O objetivo de Canclini, portanto, é conotar a hibridação para especificar as misturas interculturais eminentemente modernas, dentre as quais, aquelas que são resultantes da integração de Estados nacionais, do populismo como ferramenta política e das indústrias culturais. Para tanto, distinguem-se os conceitos de modernidade, modernização e modernismo. É fato que todos os processos que produzem globalização asseveram ainda mais a interculturalidade na modernidade. Isso se dá por engendrarem mercados financeiros e globais de bens. A interculturalidade é também incrementada pelas mídias de mensagens e o trânsito migratório. O resultado é a diminuição acentuada de fronteiras e alfândegas por um lado, e das tradições locais, por outro. Tal hibridação é produtiva, interativa e apresenta-se na forma de consumo: “Às modalidades clássicas de fusão, derivadas de migrações, intercâmbios comerciais e das políticas de integração

educacional impulsionadas por Estados nacionais, acrescentam-se as misturas geradas pelas indústrias culturais”. Importante é destacar que a tratativa dos movimentos de globalização provoca não apenas a integração e mestiçagens, mas também segregações, vistas nas desigualdades e reações particularizantes (Canclini, 2013, pp. xxx, xxxi).

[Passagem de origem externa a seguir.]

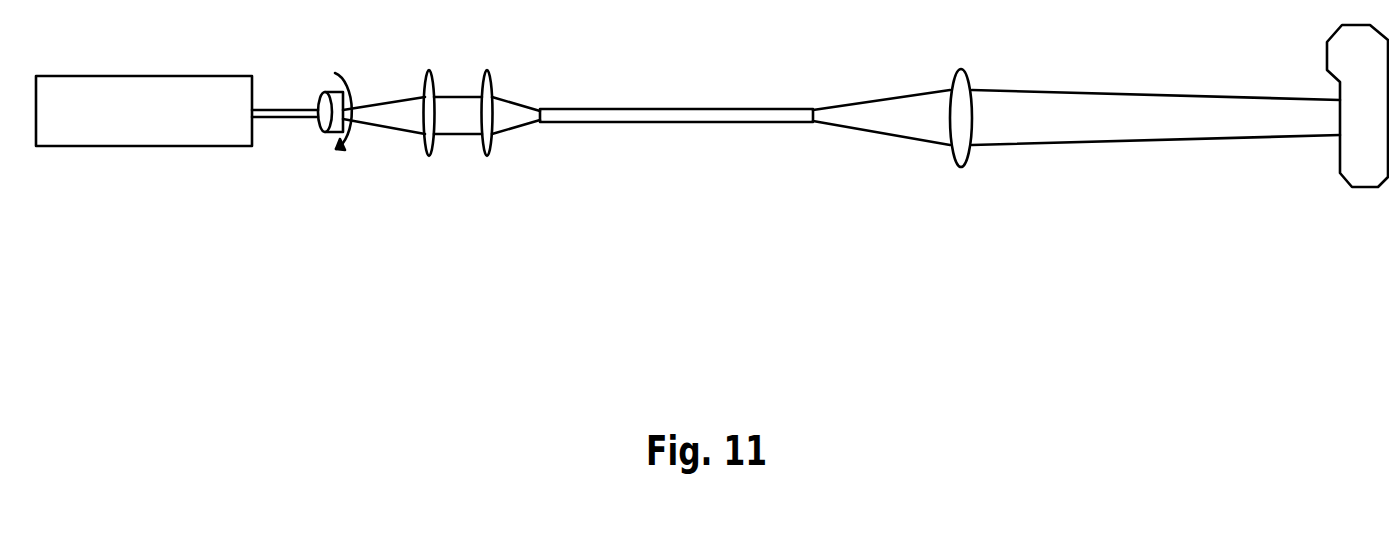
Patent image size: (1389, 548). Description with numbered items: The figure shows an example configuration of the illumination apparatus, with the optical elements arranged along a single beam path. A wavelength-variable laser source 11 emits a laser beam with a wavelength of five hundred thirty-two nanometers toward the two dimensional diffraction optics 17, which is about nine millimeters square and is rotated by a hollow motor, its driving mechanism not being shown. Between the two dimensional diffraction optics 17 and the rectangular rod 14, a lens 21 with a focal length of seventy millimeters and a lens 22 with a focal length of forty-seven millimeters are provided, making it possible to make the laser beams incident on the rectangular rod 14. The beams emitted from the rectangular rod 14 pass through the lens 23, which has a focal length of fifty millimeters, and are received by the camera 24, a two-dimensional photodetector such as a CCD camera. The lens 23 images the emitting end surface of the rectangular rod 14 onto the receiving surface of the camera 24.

The laser source 11 is at (229, 141).
The two dimensional diffraction optics 17 is at (332, 132).
The lens 21 is at (430, 158).
The lens 22 is at (487, 158).
The rectangular rod 14 is at (775, 117).
The lens 23 is at (963, 163).
The camera 24 is at (1367, 187).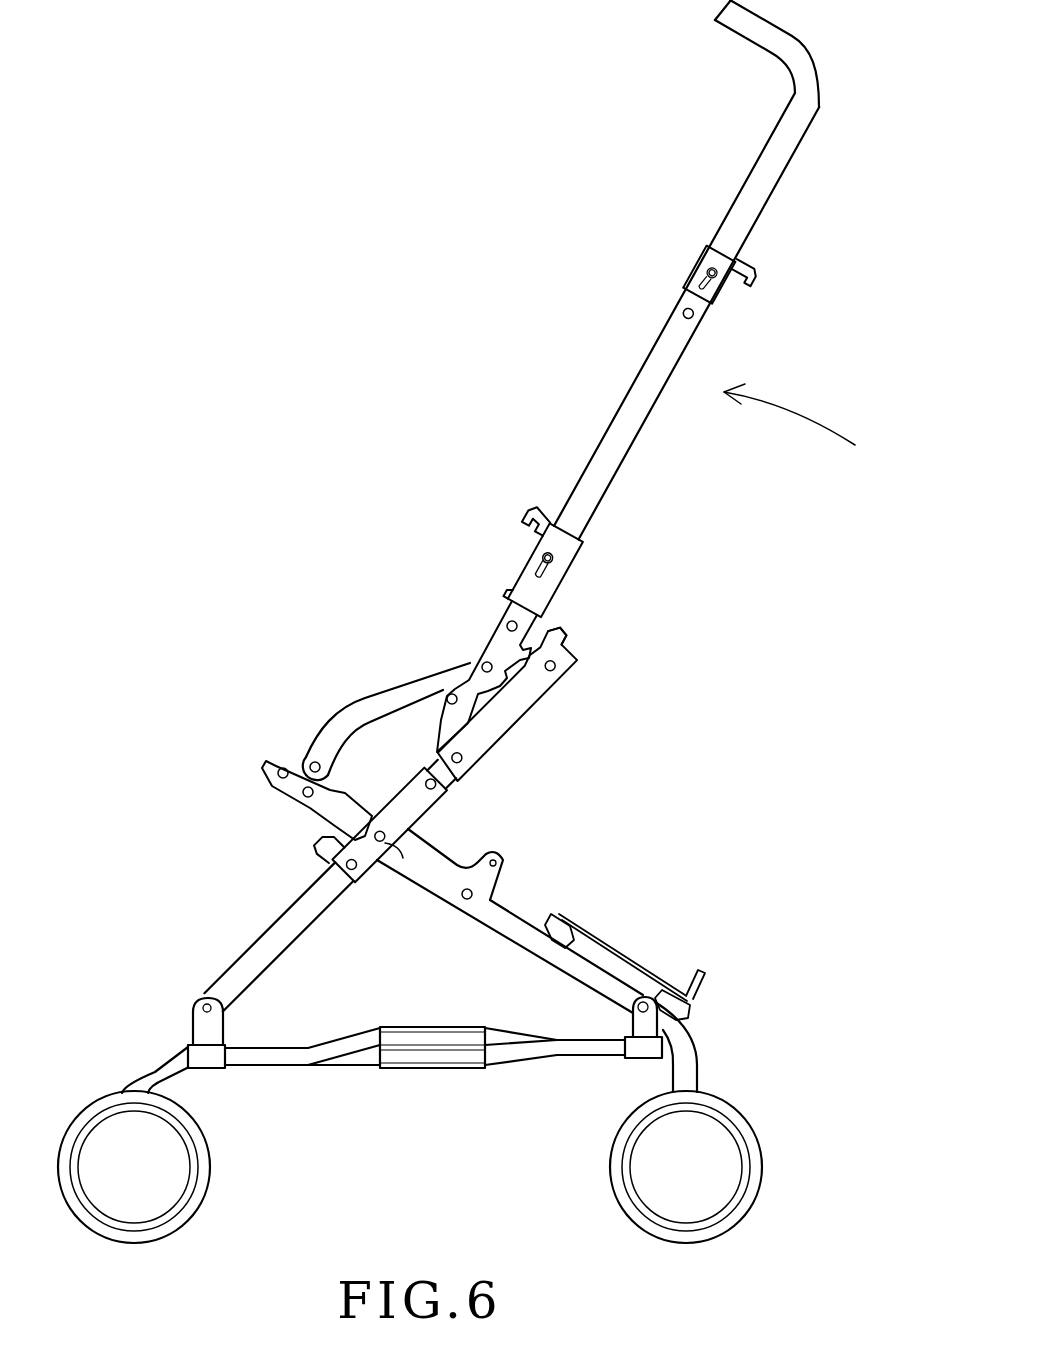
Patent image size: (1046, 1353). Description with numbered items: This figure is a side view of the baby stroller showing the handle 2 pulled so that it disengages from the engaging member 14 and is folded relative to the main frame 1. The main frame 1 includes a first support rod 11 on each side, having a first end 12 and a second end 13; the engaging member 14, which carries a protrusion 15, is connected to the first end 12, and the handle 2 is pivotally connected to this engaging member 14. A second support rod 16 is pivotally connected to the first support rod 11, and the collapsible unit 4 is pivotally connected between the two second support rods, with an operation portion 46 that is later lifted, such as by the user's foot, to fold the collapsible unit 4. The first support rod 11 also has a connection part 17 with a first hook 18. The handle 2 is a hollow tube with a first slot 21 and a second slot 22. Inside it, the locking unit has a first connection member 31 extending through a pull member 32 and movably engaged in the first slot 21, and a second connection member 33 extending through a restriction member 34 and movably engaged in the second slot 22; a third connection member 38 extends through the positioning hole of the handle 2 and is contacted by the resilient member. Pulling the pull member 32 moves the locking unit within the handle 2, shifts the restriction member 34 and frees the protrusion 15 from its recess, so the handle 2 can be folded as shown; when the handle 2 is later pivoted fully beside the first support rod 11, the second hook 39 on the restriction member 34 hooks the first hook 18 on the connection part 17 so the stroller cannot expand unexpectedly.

The main frame 1 is at (356, 722).
The handle 2 is at (607, 430).
The collapsible unit 4 is at (616, 952).
The first support rod 11 is at (283, 920).
The first end 12 is at (432, 766).
The second end 13 is at (172, 1035).
The engaging member 14 is at (530, 693).
The protrusion 15 is at (571, 646).
The second support rod 16 is at (597, 974).
The connection part 17 is at (373, 858).
The first hook 18 is at (326, 847).
The first slot 21 is at (700, 284).
The second slot 22 is at (526, 556).
The first connection member 31 is at (742, 268).
The pull member 32 is at (710, 258).
The second connection member 33 is at (556, 560).
The restriction member 34 is at (547, 598).
The third connection member 38 is at (698, 316).
The second hook 39 is at (531, 516).
The operation portion 46 is at (701, 968).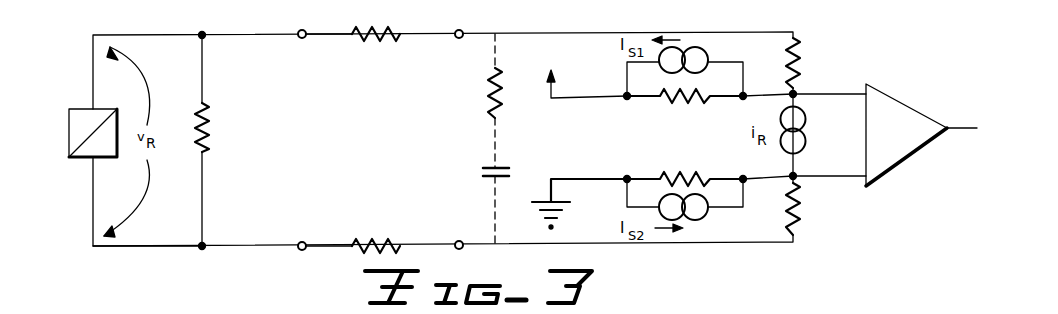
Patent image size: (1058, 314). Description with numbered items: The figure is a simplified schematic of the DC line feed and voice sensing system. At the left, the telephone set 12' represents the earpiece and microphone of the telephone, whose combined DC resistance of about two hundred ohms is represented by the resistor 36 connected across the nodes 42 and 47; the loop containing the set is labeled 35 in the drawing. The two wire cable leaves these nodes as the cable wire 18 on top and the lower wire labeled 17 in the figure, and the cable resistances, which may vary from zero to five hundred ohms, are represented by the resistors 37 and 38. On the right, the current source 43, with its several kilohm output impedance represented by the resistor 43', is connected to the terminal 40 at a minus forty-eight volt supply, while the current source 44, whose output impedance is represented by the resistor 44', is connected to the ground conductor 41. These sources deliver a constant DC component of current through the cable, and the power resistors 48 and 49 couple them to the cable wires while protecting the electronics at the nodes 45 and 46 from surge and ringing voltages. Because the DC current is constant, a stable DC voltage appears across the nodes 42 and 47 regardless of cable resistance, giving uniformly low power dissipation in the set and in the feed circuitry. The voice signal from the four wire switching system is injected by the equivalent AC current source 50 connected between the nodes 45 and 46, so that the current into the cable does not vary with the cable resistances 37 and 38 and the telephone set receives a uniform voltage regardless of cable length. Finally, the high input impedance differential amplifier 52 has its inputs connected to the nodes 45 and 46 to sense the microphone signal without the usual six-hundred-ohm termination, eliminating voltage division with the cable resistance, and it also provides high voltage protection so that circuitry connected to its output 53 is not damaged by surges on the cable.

The telephone set 12' is at (82, 164).
The sensor loop / bridge connection 35 is at (160, 251).
The resistor 36 is at (208, 127).
The node 42 is at (303, 39).
The node 47 is at (303, 250).
The resistor 37 is at (381, 40).
The resistor 38 is at (377, 240).
The cable wire 18 is at (340, 30).
The sensor lead 17 is at (333, 240).
The terminal 40 is at (556, 79).
The ground conductor 41 is at (551, 196).
The current source 43 is at (704, 54).
The resistor 43' is at (685, 113).
The resistor 44' is at (685, 164).
The current source 44 is at (702, 215).
The power resistor 48 is at (801, 49).
The node 45 is at (797, 93).
The equivalent AC current source 50 is at (806, 125).
The node 46 is at (797, 174).
The power resistor 49 is at (800, 214).
The differential amplifier 52 is at (885, 92).
The output 53 is at (962, 127).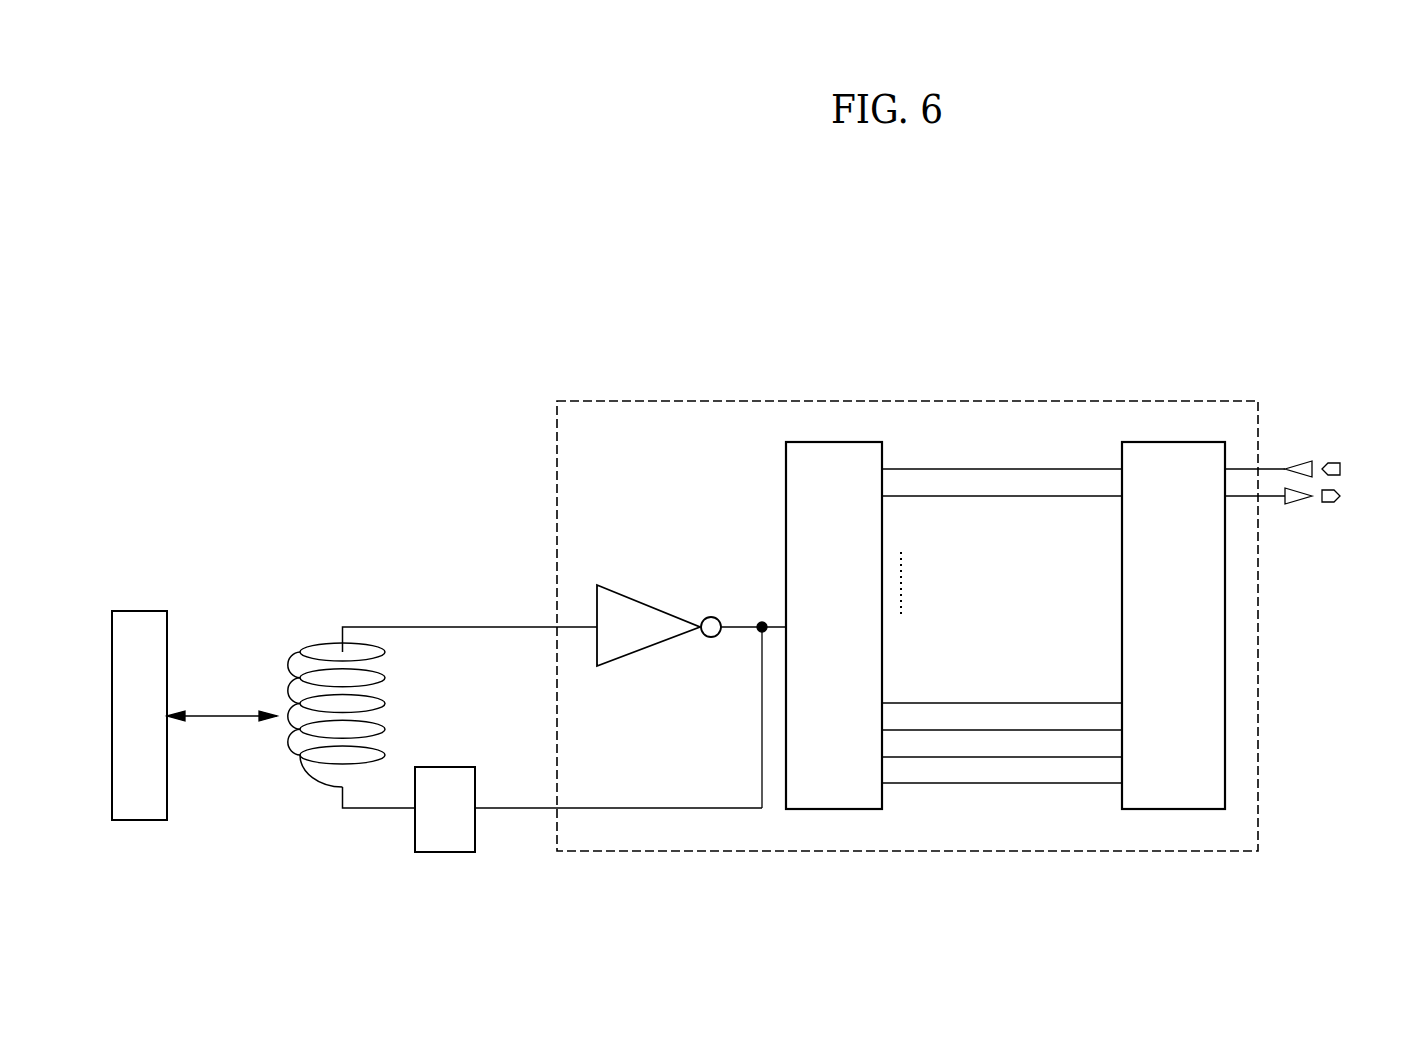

Concluímos, depois da análise de Canclini, que hodiernamente, os processos de “mistura” em todas as áreas, quer seja racial, étnica, religiosa, bem como, em qualquer questão cultural, enquadrariam-se no conceito de hibridação. Certamente, isso não invalida necessariamente o uso dos termos específicos para se referir às misturas estritas, tais como: mestiçagem, sincretismo, crioulização, etc. Aparentemente, o citado autor está refletindo a época atual, globalizada, inclusiva e geral. Resumindo todos os tipos de sínteses a um só termo, usa-o para analisar uma única realidade mundial intercultural. Quando cruzamos a realidade atual com aquela do Brasil colônia e império, percebemos os hibridismos antigos ocorrendo de forma morosa, no ritmo e dependente da lenta ocupação do território. Enquanto portugueses, ameríndios e africanos se deslocavam para entrar em contato, hoje tal ocorre pela mediação midiática. As fronteiras são cruzadas sem sair da própria casa, pois o que circula e percorre o mundo é a informação, quer seja monetária, científica, turística ou outras.